PETA is the largest animal rights organization in the United States and one of their campaigns is entitled “Go Vegan!” The campaign encourages individuals to play a role in the reduction of animal slaughter, world hunger and climate change by switching to a vegan lifestyle. Veganism is a type of vegetarian diet that does not include eggs, meat, dairy or animal-based products.
“Many are eager for getting a change. There isn’t much in place for those who want a different option,” expressed McMann. He is a former youth outreach and campaign activist for PETA who wanted to promote his cause through the petition. “Vegans and vegetarians have limited options on campus and within the dining halls they are confined to a salad bar, which is unfortunate.”
McMann hopes that UC Riverside will become the second campus in the UC system to start an all-vegan culinary dining hall. Constructed in January 2012, UC San Diego opened an exclusively vegetarian and vegan dining hall called Roots—the only one of its kind in the system.
“I think [veganism] is great. I hear about how hard [going vegan] is but my real goal is to show how normal and easy it is. It’s a greener diet and you can get healthier this way as opposed to an omnivorous diet,” stated McMann.
UCR Preventative Care Specialist Ken Stewart agreed that adopting a vegan lifestyle lowered a person’s health risks, but explained the challenges of making such an immediate transition. “The issue isn’t switching, but how a person switches. Making the switch to a vegan diet is analogous to quitting smoking: you need to plan. The more difficult part is making that lifestyle change,” he said.

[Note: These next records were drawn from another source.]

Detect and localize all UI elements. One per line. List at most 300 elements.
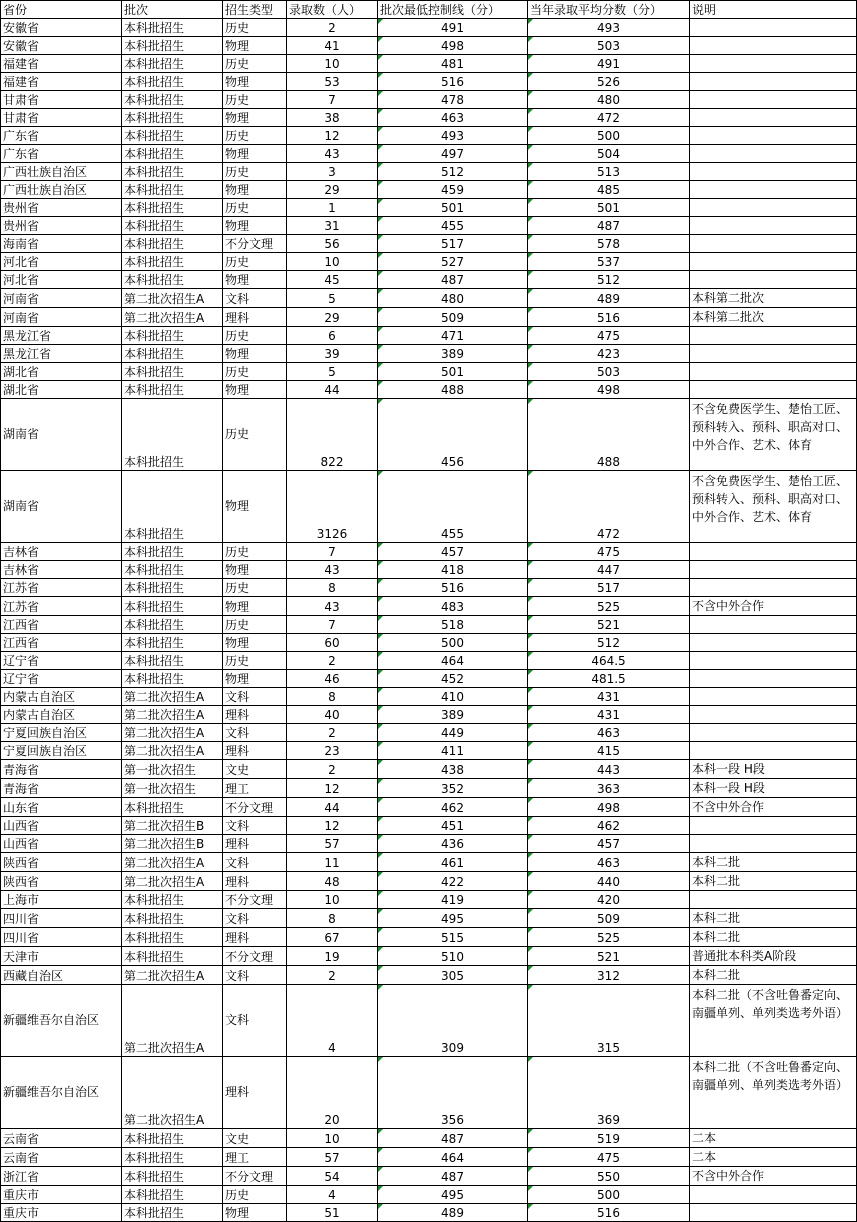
cell-province: 湖北省: [1, 381, 122, 399]
cell-min-line: 459: [378, 181, 528, 199]
cell-province: 天津市: [1, 947, 122, 966]
cell-batch: 本科批招生: [122, 798, 223, 817]
cell-min-line: 495: [378, 909, 528, 928]
cell-avg-score: 516: [528, 1204, 690, 1222]
cell-admitted: 43: [287, 597, 378, 616]
cell-batch: 本科批招生: [122, 363, 223, 381]
cell-type: 不分文理: [223, 798, 287, 817]
cell-batch: 本科批招生: [122, 928, 223, 947]
header-province: 省份: [1, 1, 122, 19]
table-row: [1, 55, 857, 73]
cell-admitted: 2: [287, 966, 378, 985]
cell-type: 历史: [223, 55, 287, 73]
cell-min-line: 481: [378, 55, 528, 73]
cell-batch: 本科批招生: [122, 616, 223, 634]
cell-batch: 本科批招生: [122, 909, 223, 928]
cell-notes: [690, 127, 857, 145]
cell-admitted: 46: [287, 670, 378, 688]
cell-province: 山西省: [1, 817, 122, 835]
cell-avg-score: 504: [528, 145, 690, 163]
cell-notes: 本科二批: [690, 909, 857, 928]
cell-batch: 第二批次招生A: [122, 985, 223, 1057]
cell-admitted: 5: [287, 363, 378, 381]
cell-notes: 本科第二批次: [690, 289, 857, 308]
cell-avg-score: 500: [528, 1186, 690, 1204]
cell-type: 文科: [223, 909, 287, 928]
cell-province: 湖南省: [1, 399, 122, 471]
table-row: [1, 91, 857, 109]
cell-province: 河南省: [1, 308, 122, 327]
cell-type: 物理: [223, 561, 287, 579]
cell-avg-score: 498: [528, 381, 690, 399]
cell-min-line: 517: [378, 235, 528, 253]
table-row: [1, 634, 857, 652]
cell-avg-score: 501: [528, 199, 690, 217]
cell-min-line: 410: [378, 688, 528, 706]
cell-min-line: 509: [378, 308, 528, 327]
cell-notes: 二本: [690, 1129, 857, 1148]
table-row: [1, 73, 857, 91]
cell-province: 新疆维吾尔自治区: [1, 985, 122, 1057]
cell-type: 物理: [223, 1204, 287, 1222]
cell-batch: 第二批次招生B: [122, 835, 223, 853]
cell-province: 上海市: [1, 891, 122, 909]
cell-avg-score: 513: [528, 163, 690, 181]
cell-avg-score: 463: [528, 853, 690, 872]
table-row: [1, 891, 857, 909]
cell-batch: 第一批次招生: [122, 779, 223, 798]
table-row: [1, 835, 857, 853]
cell-avg-score: 512: [528, 271, 690, 289]
cell-min-line: 352: [378, 779, 528, 798]
header-min-line: 批次最低控制线（分）: [378, 1, 528, 19]
cell-min-line: 500: [378, 634, 528, 652]
cell-batch: 本科批招生: [122, 109, 223, 127]
cell-min-line: 527: [378, 253, 528, 271]
cell-type: 物理: [223, 381, 287, 399]
table-row: [1, 597, 857, 616]
cell-batch: 本科批招生: [122, 471, 223, 543]
cell-min-line: 451: [378, 817, 528, 835]
header-row: [1, 1, 857, 19]
cell-admitted: 57: [287, 1148, 378, 1167]
cell-min-line: 480: [378, 289, 528, 308]
cell-admitted: 4: [287, 1186, 378, 1204]
cell-admitted: 51: [287, 1204, 378, 1222]
cell-batch: 本科批招生: [122, 163, 223, 181]
table-row: [1, 145, 857, 163]
cell-batch: 本科批招生: [122, 217, 223, 235]
table-row: [1, 163, 857, 181]
cell-province: 安徽省: [1, 19, 122, 37]
cell-min-line: 356: [378, 1057, 528, 1129]
table-row: [1, 271, 857, 289]
cell-batch: 本科批招生: [122, 891, 223, 909]
cell-province: 重庆市: [1, 1204, 122, 1222]
cell-notes: 本科第二批次: [690, 308, 857, 327]
header-admitted: 录取数（人）: [287, 1, 378, 19]
cell-min-line: 512: [378, 163, 528, 181]
table-row: [1, 928, 857, 947]
cell-notes: 本科二批（不含吐鲁番定向、南疆单列、单列类选考外语）: [690, 1057, 857, 1129]
cell-batch: 本科批招生: [122, 181, 223, 199]
cell-notes: 本科一段 H段: [690, 779, 857, 798]
cell-admitted: 3126: [287, 471, 378, 543]
cell-notes: 本科二批（不含吐鲁番定向、南疆单列、单列类选考外语）: [690, 985, 857, 1057]
cell-notes: 本科一段 H段: [690, 760, 857, 779]
cell-admitted: 41: [287, 37, 378, 55]
cell-notes: [690, 55, 857, 73]
cell-batch: 本科批招生: [122, 561, 223, 579]
cell-min-line: 418: [378, 561, 528, 579]
cell-avg-score: 526: [528, 73, 690, 91]
cell-notes: [690, 345, 857, 363]
cell-batch: 本科批招生: [122, 1167, 223, 1186]
cell-min-line: 487: [378, 1129, 528, 1148]
cell-type: 物理: [223, 271, 287, 289]
cell-min-line: 478: [378, 91, 528, 109]
cell-admitted: 1: [287, 199, 378, 217]
cell-min-line: 515: [378, 928, 528, 947]
table-row: [1, 127, 857, 145]
cell-notes: [690, 706, 857, 724]
cell-type: 理科: [223, 928, 287, 947]
cell-type: 历史: [223, 363, 287, 381]
cell-batch: 本科批招生: [122, 199, 223, 217]
cell-notes: [690, 109, 857, 127]
cell-avg-score: 369: [528, 1057, 690, 1129]
table-row: [1, 1148, 857, 1167]
cell-min-line: 438: [378, 760, 528, 779]
cell-notes: [690, 199, 857, 217]
cell-province: 海南省: [1, 235, 122, 253]
cell-min-line: 455: [378, 217, 528, 235]
cell-notes: [690, 73, 857, 91]
cell-province: 四川省: [1, 928, 122, 947]
cell-notes: [690, 835, 857, 853]
cell-avg-score: 491: [528, 55, 690, 73]
cell-notes: [690, 1204, 857, 1222]
cell-type: 历史: [223, 543, 287, 561]
cell-type: 历史: [223, 19, 287, 37]
cell-batch: 第二批次招生A: [122, 966, 223, 985]
cell-min-line: 419: [378, 891, 528, 909]
header-batch: 批次: [122, 1, 223, 19]
cell-admitted: 7: [287, 543, 378, 561]
table-row: [1, 724, 857, 742]
cell-min-line: 510: [378, 947, 528, 966]
cell-admitted: 7: [287, 91, 378, 109]
cell-admitted: 2: [287, 19, 378, 37]
table-row: [1, 1057, 857, 1129]
cell-province: 黑龙江省: [1, 345, 122, 363]
cell-batch: 本科批招生: [122, 55, 223, 73]
cell-batch: 第二批次招生A: [122, 688, 223, 706]
cell-min-line: 422: [378, 872, 528, 891]
table-row: [1, 289, 857, 308]
cell-admitted: 60: [287, 634, 378, 652]
cell-admitted: 57: [287, 835, 378, 853]
cell-min-line: 501: [378, 199, 528, 217]
cell-avg-score: 420: [528, 891, 690, 909]
cell-avg-score: 485: [528, 181, 690, 199]
cell-admitted: 12: [287, 127, 378, 145]
cell-province: 广东省: [1, 145, 122, 163]
cell-notes: [690, 91, 857, 109]
cell-avg-score: 315: [528, 985, 690, 1057]
cell-type: 理科: [223, 835, 287, 853]
cell-min-line: 452: [378, 670, 528, 688]
cell-notes: 不含免费医学生、楚怡工匠、预科转入、预科、职高对口、中外合作、艺术、体育: [690, 399, 857, 471]
table-row: [1, 1204, 857, 1222]
cell-batch: 本科批招生: [122, 37, 223, 55]
cell-min-line: 497: [378, 145, 528, 163]
cell-type: 物理: [223, 37, 287, 55]
cell-min-line: 462: [378, 798, 528, 817]
table-row: [1, 543, 857, 561]
table-row: [1, 1186, 857, 1204]
cell-notes: 不含中外合作: [690, 1167, 857, 1186]
cell-type: 文科: [223, 985, 287, 1057]
cell-province: 吉林省: [1, 561, 122, 579]
cell-type: 文科: [223, 688, 287, 706]
cell-province: 安徽省: [1, 37, 122, 55]
cell-province: 江西省: [1, 634, 122, 652]
cell-type: 历史: [223, 253, 287, 271]
cell-province: 河北省: [1, 253, 122, 271]
cell-admitted: 31: [287, 217, 378, 235]
cell-avg-score: 578: [528, 235, 690, 253]
cell-type: 文史: [223, 760, 287, 779]
cell-avg-score: 517: [528, 579, 690, 597]
cell-province: 内蒙古自治区: [1, 706, 122, 724]
table-row: [1, 616, 857, 634]
table-row: [1, 742, 857, 760]
cell-min-line: 457: [378, 543, 528, 561]
cell-batch: 本科批招生: [122, 253, 223, 271]
cell-notes: [690, 327, 857, 345]
cell-admitted: 6: [287, 327, 378, 345]
cell-notes: [690, 163, 857, 181]
cell-batch: 本科批招生: [122, 579, 223, 597]
cell-notes: [690, 271, 857, 289]
table-row: [1, 363, 857, 381]
table-row: [1, 253, 857, 271]
cell-province: 辽宁省: [1, 670, 122, 688]
cell-province: 青海省: [1, 760, 122, 779]
cell-min-line: 498: [378, 37, 528, 55]
table-row: [1, 985, 857, 1057]
cell-min-line: 389: [378, 706, 528, 724]
cell-notes: [690, 19, 857, 37]
table-row: [1, 798, 857, 817]
cell-notes: 不含中外合作: [690, 798, 857, 817]
cell-province: 贵州省: [1, 217, 122, 235]
cell-admitted: 39: [287, 345, 378, 363]
cell-type: 历史: [223, 616, 287, 634]
cell-avg-score: 363: [528, 779, 690, 798]
cell-province: 广东省: [1, 127, 122, 145]
cell-min-line: 455: [378, 471, 528, 543]
cell-admitted: 38: [287, 109, 378, 127]
cell-type: 历史: [223, 163, 287, 181]
cell-min-line: 309: [378, 985, 528, 1057]
cell-admitted: 29: [287, 308, 378, 327]
cell-province: 广西壮族自治区: [1, 163, 122, 181]
cell-avg-score: 487: [528, 217, 690, 235]
cell-type: 不分文理: [223, 1167, 287, 1186]
cell-avg-score: 493: [528, 19, 690, 37]
cell-batch: 本科批招生: [122, 597, 223, 616]
cell-min-line: 461: [378, 853, 528, 872]
cell-type: 物理: [223, 345, 287, 363]
cell-type: 历史: [223, 199, 287, 217]
cell-province: 甘肃省: [1, 91, 122, 109]
cell-batch: 第二批次招生A: [122, 1057, 223, 1129]
cell-admitted: 2: [287, 760, 378, 779]
cell-province: 宁夏回族自治区: [1, 742, 122, 760]
table-row: [1, 327, 857, 345]
table-row: [1, 308, 857, 327]
cell-notes: 本科二批: [690, 872, 857, 891]
cell-min-line: 487: [378, 1167, 528, 1186]
cell-min-line: 493: [378, 127, 528, 145]
cell-batch: 本科批招生: [122, 381, 223, 399]
cell-type: 不分文理: [223, 891, 287, 909]
cell-notes: 本科二批: [690, 928, 857, 947]
cell-batch: 本科批招生: [122, 345, 223, 363]
cell-type: 历史: [223, 579, 287, 597]
cell-province: 四川省: [1, 909, 122, 928]
cell-type: 理科: [223, 742, 287, 760]
cell-min-line: 389: [378, 345, 528, 363]
cell-min-line: 495: [378, 1186, 528, 1204]
cell-type: 物理: [223, 109, 287, 127]
cell-batch: 第二批次招生A: [122, 706, 223, 724]
cell-batch: 本科批招生: [122, 399, 223, 471]
table-row: [1, 109, 857, 127]
cell-province: 辽宁省: [1, 652, 122, 670]
cell-type: 物理: [223, 145, 287, 163]
cell-type: 历史: [223, 127, 287, 145]
cell-avg-score: 498: [528, 798, 690, 817]
table-row: [1, 345, 857, 363]
cell-admitted: 822: [287, 399, 378, 471]
cell-type: 文科: [223, 817, 287, 835]
cell-avg-score: 500: [528, 127, 690, 145]
cell-province: 宁夏回族自治区: [1, 724, 122, 742]
header-avg-score: 当年录取平均分数（分）: [528, 1, 690, 19]
cell-notes: [690, 145, 857, 163]
cell-avg-score: 447: [528, 561, 690, 579]
cell-admitted: 8: [287, 909, 378, 928]
cell-avg-score: 472: [528, 109, 690, 127]
cell-admitted: 8: [287, 579, 378, 597]
table-row: [1, 760, 857, 779]
cell-type: 物理: [223, 597, 287, 616]
cell-admitted: 2: [287, 724, 378, 742]
cell-batch: 本科批招生: [122, 271, 223, 289]
cell-province: 陕西省: [1, 853, 122, 872]
cell-min-line: 491: [378, 19, 528, 37]
cell-notes: [690, 1186, 857, 1204]
table-row: [1, 381, 857, 399]
table-row: [1, 652, 857, 670]
table-row: [1, 1129, 857, 1148]
cell-batch: 第二批次招生A: [122, 742, 223, 760]
cell-batch: 本科批招生: [122, 634, 223, 652]
cell-type: 不分文理: [223, 947, 287, 966]
cell-admitted: 67: [287, 928, 378, 947]
cell-avg-score: 440: [528, 872, 690, 891]
cell-province: 福建省: [1, 55, 122, 73]
cell-avg-score: 480: [528, 91, 690, 109]
table-row: [1, 688, 857, 706]
cell-admitted: 19: [287, 947, 378, 966]
cell-avg-score: 475: [528, 1148, 690, 1167]
cell-province: 甘肃省: [1, 109, 122, 127]
table-row: [1, 19, 857, 37]
cell-admitted: 10: [287, 55, 378, 73]
cell-batch: 本科批招生: [122, 1129, 223, 1148]
cell-type: 理科: [223, 872, 287, 891]
header-type: 招生类型: [223, 1, 287, 19]
cell-batch: 本科批招生: [122, 1186, 223, 1204]
cell-batch: 第二批次招生A: [122, 853, 223, 872]
cell-avg-score: 423: [528, 345, 690, 363]
cell-type: 历史: [223, 652, 287, 670]
cell-min-line: 488: [378, 381, 528, 399]
table-row: [1, 181, 857, 199]
cell-type: 物理: [223, 670, 287, 688]
cell-min-line: 487: [378, 271, 528, 289]
table-row: [1, 706, 857, 724]
table-row: [1, 779, 857, 798]
cell-notes: [690, 724, 857, 742]
cell-type: 物理: [223, 217, 287, 235]
cell-batch: 本科批招生: [122, 73, 223, 91]
cell-admitted: 3: [287, 163, 378, 181]
cell-batch: 本科批招生: [122, 127, 223, 145]
table-row: [1, 947, 857, 966]
cell-notes: [690, 37, 857, 55]
cell-avg-score: 475: [528, 327, 690, 345]
cell-admitted: 20: [287, 1057, 378, 1129]
cell-min-line: 456: [378, 399, 528, 471]
cell-avg-score: 472: [528, 471, 690, 543]
header-notes: 说明: [690, 1, 857, 19]
cell-admitted: 40: [287, 706, 378, 724]
cell-notes: 本科二批: [690, 966, 857, 985]
cell-avg-score: 537: [528, 253, 690, 271]
cell-admitted: 4: [287, 985, 378, 1057]
cell-batch: 本科批招生: [122, 19, 223, 37]
cell-type: 文史: [223, 1129, 287, 1148]
cell-notes: 本科二批: [690, 853, 857, 872]
cell-admitted: 45: [287, 271, 378, 289]
cell-batch: 第二批次招生B: [122, 817, 223, 835]
cell-province: 西藏自治区: [1, 966, 122, 985]
cell-admitted: 11: [287, 853, 378, 872]
table-row: [1, 817, 857, 835]
cell-notes: 二本: [690, 1148, 857, 1167]
cell-batch: 第二批次招生A: [122, 289, 223, 308]
cell-admitted: 44: [287, 798, 378, 817]
cell-type: 物理: [223, 181, 287, 199]
cell-notes: [690, 891, 857, 909]
cell-notes: [690, 235, 857, 253]
cell-admitted: 23: [287, 742, 378, 760]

At the same time, the concept of bringing an all-vegan dining hall to campus may not garner enough student interest and financial support from the overall community. “I would suggest creating an all-vegan eatery on campus first and see how it does. From a business side their focus are trends and desire. If that desire is great enough then there is a possibility,” said Stewart.
UCR Director of Dining Services Cheryl Garner spoke of the low demand for vegan food and what appeared to be the most viable dining options for the campus. “To date, we feel that when we look at the numbers [for] the overall production and areas where people are really consuming, I would still say that there’s a fairly small market. I think there’s more vegetarian then vegan. Vegan is really limited,” she said.
Garner referenced her visit to the all-vegan dining hall at UCSD, which gave her the impression that the student demand was not as high there as well. “[A vegan dining hall is] not a sole concept. I think that right now on our campus, it’s an item that needs to be integrated into the menu, but I don’t believe it’s a stand-alone concept.”
In turn, she elaborated on the customizable features of vegan meals throughout the campus, such as the vegan chicken burritos and California rolls at the HUB. “About 27 percent of the [food] products we sell on campus are either vegan or vegetarian,” said Garner. She elaborated on preliminary plans for a global cuisine truck, which is anticipated to open in the fall of 2013.
Students such as third-year Greg Thompson expressed that it was not the right time to develop an all-vegan dining hall.
“A vegan dining hall wouldn’t appeal to a mass majority of students at UCR. But they should compromise and build bigger all-vegetarian sections at the HUB or dining halls.” expressed Thompson.
Lothian Floor Supervisor and fourth-year student Derrick Truong supported the addition, but felt the idea would be a financial setback for the campus and needed to be further introduced.
“I think that people are not yet open to the idea of veganism and vegetarianism and perhaps overtime it might be more accepted,” said Truong.